"Along Came a Spider"

Morgan Freeman returns as Alex Cross in a dreary, ludicrous thriller.

By Charles Taylor
Published April 6, 2001 4:45PM (EDT)

No one should have to look at the wallpaper featured in "Along Came a Spider." Morgan Freeman's apartment is done in clashing "homey" patterns that look as if they might have been lifted off old "All in the Family" sets. And Monica Potter's place is a cascade of country pastels that's a Pottery Barn-inspired nightmare.

I'll say this for the wallpaper, though: It distracts you from the movie.

"Along Came a Spider" is the second film in which Freeman plays James Patterson's detective hero Alex Cross (the first was "Kiss the Girls"), a Washington cop whose specialty is profiling psychotics. Potter plays a Secret Service agent named Jezzie Flannigan (what is she -- an Irish hip-hopper?), whose job is on the line when the senator's daughter she's assigned to guard is snatched from her private school. Cross has been on leave dealing with the proverbial psychological baggage since a sting he set up resulted in his partner's death. The kidnapper (Michael Wincott), who has dreams of criminal glory and wants to pit himself against the best, lures Cross back to work.
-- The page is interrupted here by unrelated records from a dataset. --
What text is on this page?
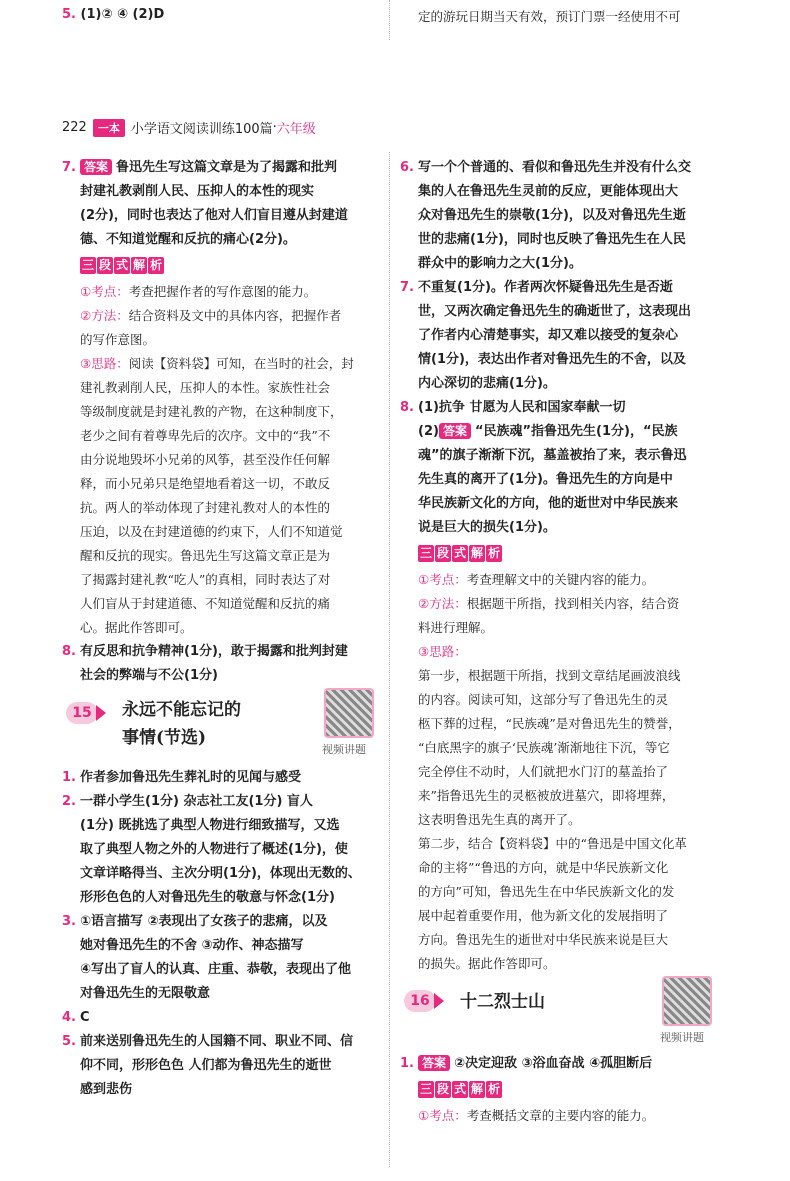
5. (1)② ④ (2)D	定的游玩日期当天有效，预订门票一经使用不可
222	一本 小学语文阅读训练100篇 · 六年级
7. 答案 鲁迅先生写这篇文章是为了揭露和批判
封建礼教剥削人民、压抑人的本性的现实
(2分)，同时也表达了他对人们盲目遵从封建道
德、不知道觉醒和反抗的痛心(2分)。
三 段 式 解 析
①考点：考查把握作者的写作意图的能力。
②方法：结合资料及文中的具体内容，把握作者
的写作意图。
③思路：阅读【资料袋】可知，在当时的社会，封
建礼教剥削人民，压抑人的本性。家族性社会
等级制度就是封建礼教的产物，在这种制度下，
老少之间有着尊卑先后的次序。文中的“我”不
由分说地毁坏小兄弟的风筝，甚至没作任何解
释，而小兄弟只是绝望地看着这一切，不敢反
抗。两人的举动体现了封建礼教对人的本性的
压迫，以及在封建道德的约束下，人们不知道觉
醒和反抗的现实。鲁迅先生写这篇文章正是为
了揭露封建礼教“吃人”的真相，同时表达了对
人们盲从于封建道德、不知道觉醒和反抗的痛
心。据此作答即可。
8. 有反思和抗争精神(1分)，敢于揭露和批判封建
社会的弊端与不公(1分)
15	永远不能忘记的
事情(节选)
视频讲题
1. 作者参加鲁迅先生葬礼时的见闻与感受
2. 一群小学生(1分) 杂志社工友(1分) 盲人
(1分) 既挑选了典型人物进行细致描写，又选
取了典型人物之外的人物进行了概述(1分)，使
文章详略得当、主次分明(1分)，体现出无数的、
形形色色的人对鲁迅先生的敬意与怀念(1分)
3. ①语言描写 ②表现出了女孩子的悲痛，以及
她对鲁迅先生的不舍 ③动作、神态描写
④写出了盲人的认真、庄重、恭敬，表现出了他
对鲁迅先生的无限敬意
4. C
5. 前来送别鲁迅先生的人国籍不同、职业不同、信
仰不同，形形色色 人们都为鲁迅先生的逝世
感到悲伤
6. 写一个个普通的、看似和鲁迅先生并没有什么交
集的人在鲁迅先生灵前的反应，更能体现出大
众对鲁迅先生的崇敬(1分)，以及对鲁迅先生逝
世的悲痛(1分)，同时也反映了鲁迅先生在人民
群众中的影响力之大(1分)。
7. 不重复(1分)。作者两次怀疑鲁迅先生是否逝
世，又两次确定鲁迅先生的确逝世了，这表现出
了作者内心清楚事实，却又难以接受的复杂心
情(1分)，表达出作者对鲁迅先生的不舍，以及
内心深切的悲痛(1分)。
8. (1)抗争 甘愿为人民和国家奉献一切
(2) 答案 “民族魂”指鲁迅先生(1分)，“民族
魂”的旗子渐渐下沉，墓盖被抬了来，表示鲁迅
先生真的离开了(1分)。鲁迅先生的方向是中
华民族新文化的方向，他的逝世对中华民族来
说是巨大的损失(1分)。
三 段 式 解 析
①考点：考查理解文中的关键内容的能力。
②方法：根据题干所指，找到相关内容，结合资
料进行理解。
③思路：
第一步，根据题干所指，找到文章结尾画波浪线
的内容。阅读可知，这部分写了鲁迅先生的灵
柩下葬的过程，“民族魂”是对鲁迅先生的赞誉，
“白底黑字的旗子‘民族魂’渐渐地往下沉，等它
完全停住不动时，人们就把水门汀的墓盖抬了
来”指鲁迅先生的灵柩被放进墓穴，即将埋葬，
这表明鲁迅先生真的离开了。
第二步，结合【资料袋】中的“鲁迅是中国文化革
命的主将”“鲁迅的方向，就是中华民族新文化
的方向”可知，鲁迅先生在中华民族新文化的发
展中起着重要作用，他为新文化的发展指明了
方向。鲁迅先生的逝世对中华民族来说是巨大
的损失。据此作答即可。
16	十二烈士山
视频讲题
1. 答案 ②决定迎敌 ③浴血奋战 ④孤胆断后
三 段 式 解 析
①考点：考查概括文章的主要内容的能力。
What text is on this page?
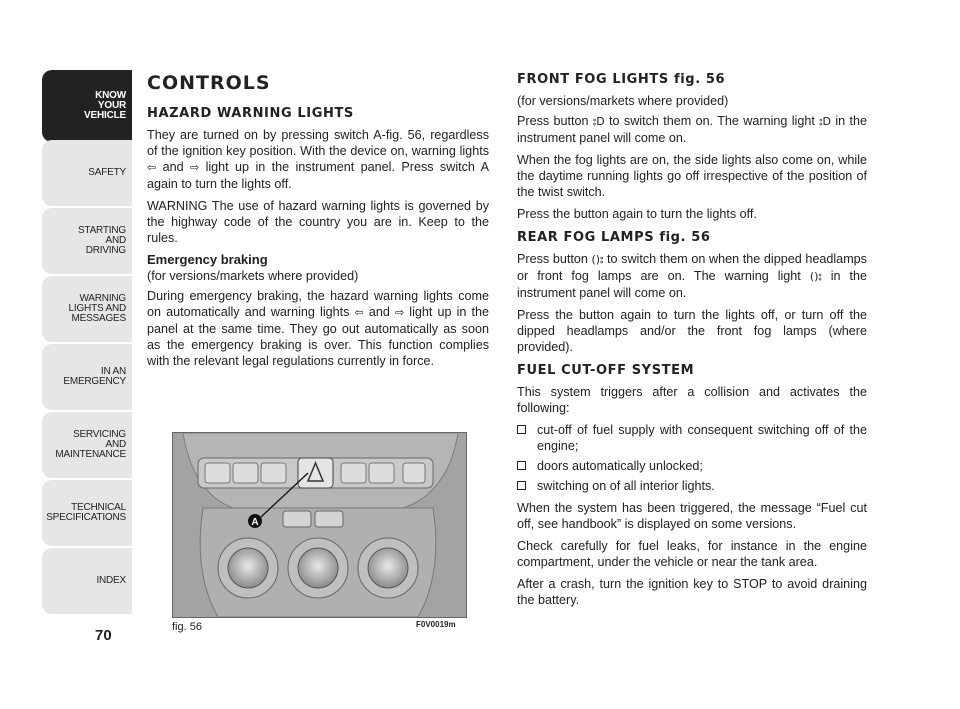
KNOW
YOUR
VEHICLE
SAFETY
STARTING
AND
DRIVING
WARNING
LIGHTS AND
MESSAGES
IN AN
EMERGENCY
SERVICING
AND
MAINTENANCE
TECHNICAL
SPECIFICATIONS
INDEX
70
CONTROLS
HAZARD WARNING LIGHTS

They are turned on by pressing switch A-fig. 56, regardless of the ignition key position. With the device on, warning lights ⇦ and ⇨ light up in the instrument panel. Press switch A again to turn the lights off.

WARNING The use of hazard warning lights is governed by the highway code of the country you are in. Keep to the rules.

Emergency braking
(for versions/markets where provided)

During emergency braking, the hazard warning lights come on automatically and warning lights ⇦ and ⇨ light up in the panel at the same time. They go out automatically as soon as the emergency braking is over. This function complies with the relevant legal regulations currently in force.

A
fig. 56	F0V0019m
FRONT FOG LIGHTS fig. 56
(for versions/markets where provided)

Press button ⦂D to switch them on. The warning light ⦂D in the instrument panel will come on.

When the fog lights are on, the side lights also come on, while the daytime running lights go off irrespective of the position of the twist switch.

Press the button again to turn the lights off.

REAR FOG LAMPS fig. 56

Press button ()⦂ to switch them on when the dipped headlamps or front fog lamps are on. The warning light ()⦂ in the instrument panel will come on.

Press the button again to turn the lights off, or turn off the dipped headlamps and/or the front fog lamps (where provided).

FUEL CUT-OFF SYSTEM

This system triggers after a collision and activates the following:

cut-off of fuel supply with consequent switching off of the engine;
doors automatically unlocked;
switching on of all interior lights.

When the system has been triggered, the message “Fuel cut off, see handbook” is displayed on some versions.

Check carefully for fuel leaks, for instance in the engine compartment, under the vehicle or near the tank area.

After a crash, turn the ignition key to STOP to avoid draining the battery.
Considering the movie deals with the kidnapping of a child and the genre is that new hybrid that can scarcely conceal its fascination with psychotics, "Along Came a Spider" isn't nearly as unpleasant as it might be. I do have some reservations about a scene in which the terrified girl witnesses the murder of someone who's trying to help her. It's the one place the movie made me feel something bordering on the sordid. The girl, played by Mika Boorem, hasn't been made distinctive, so we've got no particular emotional investment in her. But she is still a terrified child. And director Lee Tamahori doesn't handle the violence with any particular wit or brutal poetry or force or surprise, so the scene feels prosaic, ordinary, and the jump cut arrives on predictable schedule.
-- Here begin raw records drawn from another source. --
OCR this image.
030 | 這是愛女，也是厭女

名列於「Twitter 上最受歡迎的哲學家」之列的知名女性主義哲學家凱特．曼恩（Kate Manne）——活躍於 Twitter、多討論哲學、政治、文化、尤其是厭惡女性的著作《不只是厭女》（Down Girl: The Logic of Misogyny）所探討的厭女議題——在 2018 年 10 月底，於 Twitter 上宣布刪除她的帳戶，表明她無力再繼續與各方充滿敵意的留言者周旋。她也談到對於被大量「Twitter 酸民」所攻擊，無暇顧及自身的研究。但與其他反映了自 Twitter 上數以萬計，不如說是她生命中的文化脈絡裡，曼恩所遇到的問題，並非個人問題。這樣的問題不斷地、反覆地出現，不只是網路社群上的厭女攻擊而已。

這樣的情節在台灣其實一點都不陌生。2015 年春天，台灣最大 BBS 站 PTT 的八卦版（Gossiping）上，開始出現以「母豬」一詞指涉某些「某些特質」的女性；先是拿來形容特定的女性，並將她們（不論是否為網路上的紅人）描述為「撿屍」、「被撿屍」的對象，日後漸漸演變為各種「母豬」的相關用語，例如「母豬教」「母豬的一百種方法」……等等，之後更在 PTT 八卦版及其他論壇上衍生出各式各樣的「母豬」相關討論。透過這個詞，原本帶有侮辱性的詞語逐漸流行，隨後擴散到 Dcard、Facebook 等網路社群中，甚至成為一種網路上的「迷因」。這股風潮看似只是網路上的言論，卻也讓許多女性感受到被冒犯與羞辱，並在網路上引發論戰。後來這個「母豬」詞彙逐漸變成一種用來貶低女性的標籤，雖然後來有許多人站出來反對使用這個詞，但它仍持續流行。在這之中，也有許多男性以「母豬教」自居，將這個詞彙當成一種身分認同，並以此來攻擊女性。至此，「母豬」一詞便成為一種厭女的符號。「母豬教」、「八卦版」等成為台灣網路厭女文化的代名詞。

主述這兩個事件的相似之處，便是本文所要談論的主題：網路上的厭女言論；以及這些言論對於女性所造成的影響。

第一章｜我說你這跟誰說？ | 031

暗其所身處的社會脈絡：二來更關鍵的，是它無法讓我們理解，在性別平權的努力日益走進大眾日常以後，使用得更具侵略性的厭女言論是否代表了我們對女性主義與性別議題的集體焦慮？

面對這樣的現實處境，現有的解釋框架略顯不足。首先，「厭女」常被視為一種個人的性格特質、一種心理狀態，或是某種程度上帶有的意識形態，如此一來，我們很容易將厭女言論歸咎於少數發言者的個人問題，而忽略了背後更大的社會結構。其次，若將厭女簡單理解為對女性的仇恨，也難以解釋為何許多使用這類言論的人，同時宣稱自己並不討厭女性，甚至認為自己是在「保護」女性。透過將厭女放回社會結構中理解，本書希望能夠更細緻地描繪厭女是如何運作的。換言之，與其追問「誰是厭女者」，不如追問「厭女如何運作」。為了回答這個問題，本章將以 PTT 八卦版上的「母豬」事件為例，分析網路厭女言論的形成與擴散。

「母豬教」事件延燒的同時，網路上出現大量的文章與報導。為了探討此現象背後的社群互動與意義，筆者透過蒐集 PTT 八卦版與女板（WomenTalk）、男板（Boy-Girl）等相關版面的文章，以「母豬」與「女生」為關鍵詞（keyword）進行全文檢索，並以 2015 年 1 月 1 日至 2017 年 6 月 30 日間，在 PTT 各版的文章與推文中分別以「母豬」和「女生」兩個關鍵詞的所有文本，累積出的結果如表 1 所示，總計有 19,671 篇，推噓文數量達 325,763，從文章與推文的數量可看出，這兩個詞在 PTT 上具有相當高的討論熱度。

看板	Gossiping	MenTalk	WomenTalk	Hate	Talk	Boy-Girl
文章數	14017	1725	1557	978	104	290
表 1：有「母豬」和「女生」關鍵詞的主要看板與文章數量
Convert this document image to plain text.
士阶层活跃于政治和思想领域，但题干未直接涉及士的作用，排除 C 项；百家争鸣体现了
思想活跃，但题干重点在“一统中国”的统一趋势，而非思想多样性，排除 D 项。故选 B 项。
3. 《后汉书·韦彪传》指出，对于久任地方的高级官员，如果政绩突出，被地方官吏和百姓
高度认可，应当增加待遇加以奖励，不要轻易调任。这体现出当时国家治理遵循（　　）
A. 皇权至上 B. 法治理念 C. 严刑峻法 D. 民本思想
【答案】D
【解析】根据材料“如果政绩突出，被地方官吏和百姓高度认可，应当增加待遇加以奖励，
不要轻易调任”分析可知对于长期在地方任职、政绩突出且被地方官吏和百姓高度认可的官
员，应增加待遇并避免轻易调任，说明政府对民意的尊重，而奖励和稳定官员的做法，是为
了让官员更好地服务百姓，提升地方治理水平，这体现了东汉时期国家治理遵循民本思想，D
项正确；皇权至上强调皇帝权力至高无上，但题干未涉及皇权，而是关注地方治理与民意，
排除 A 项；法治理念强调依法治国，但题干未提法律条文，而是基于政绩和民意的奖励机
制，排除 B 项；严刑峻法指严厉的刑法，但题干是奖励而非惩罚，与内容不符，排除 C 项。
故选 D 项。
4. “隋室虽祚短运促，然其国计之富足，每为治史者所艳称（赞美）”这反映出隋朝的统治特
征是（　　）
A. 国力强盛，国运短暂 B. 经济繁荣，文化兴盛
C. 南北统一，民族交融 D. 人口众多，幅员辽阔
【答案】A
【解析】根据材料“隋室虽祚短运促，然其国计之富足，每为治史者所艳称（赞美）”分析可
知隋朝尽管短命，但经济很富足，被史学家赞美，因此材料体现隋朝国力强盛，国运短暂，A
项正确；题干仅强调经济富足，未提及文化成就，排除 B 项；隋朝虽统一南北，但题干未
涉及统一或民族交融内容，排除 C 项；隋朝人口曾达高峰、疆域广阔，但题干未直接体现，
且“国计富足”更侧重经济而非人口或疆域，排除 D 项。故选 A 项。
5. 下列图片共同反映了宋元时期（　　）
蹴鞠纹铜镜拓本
It surely is ludicrous, though. James Patterson is a contemporary mystery novelist I haven't gotten around to reading. Are his plots all this twisty-turny silly or has the screenwriter, Marc Moss, mucked around with it? Freeman and the chief government agent (Dylan Baker, wasted in a stolid role) keep talking about what a cunning adversary the kidnapper is. But he sure doesn't seem cunning when it turns out that the kidnapping is just one step toward his ultimate goal. (If he's so smart, surely he could have figured a way to cut to the chase.) And Moss' dialogue is the most riotously expository I've heard at any movie in years. You know that Hollywood really doesn't expect the audience to know a damn thing when it feels the need to explain the connection between Charles Lindbergh and kidnapping.

Several good actors go down with this torpid ship. In addition to Dylan Baker, there are Michael Moriarty and Penelope Ann Miller as the parents of the kidnapped girl. Can someone tell me how Miller has come to be stuck with the hand-wringing, worried-mother routine? This is the same actress who, just a few years back, was giving sexy, beguiling performances in pictures like "The Freshman" and "Carlito's Way." Still, her tenseness here is the most believable thing in the movie.

How's Morgan Freeman? Dependable and dull, the way he's come to be valued, without a trace of the fire and surprise that make him a great actor. But then he's meant to be dull and dependable here. Cross is one of those characters who's half-Sherlock Holmes, half the Amazing Kreskin. He can profile people seemingly by looking at them. When Monica Potter asks Freeman what he sees in her, you want him to answer, "A very good agent." How else did she wind up starring opposite him?

I'm tempted to call Monica Potter the worst actress to disgrace the screen since Ali McGraw. Would that she had the personality to live up to the tip of her upturned nose. But a few minutes listening to that flat, nasal voice and watching her easily claim the Guinness Book record for not blinking from Steve Forbes and the very concept of personality slides from your mind. She's a grating blank. Potter simply doesn't have any authority on-screen. There's no telling how this woman ever got a job guarding anything. No wonder Cross declines to profile her. Anyone who manages to detect something to profile in Monica Potter might find raising Lazarus a snap.

Charles Taylor

Charles Taylor is a columnist for the Newark Star-Ledger.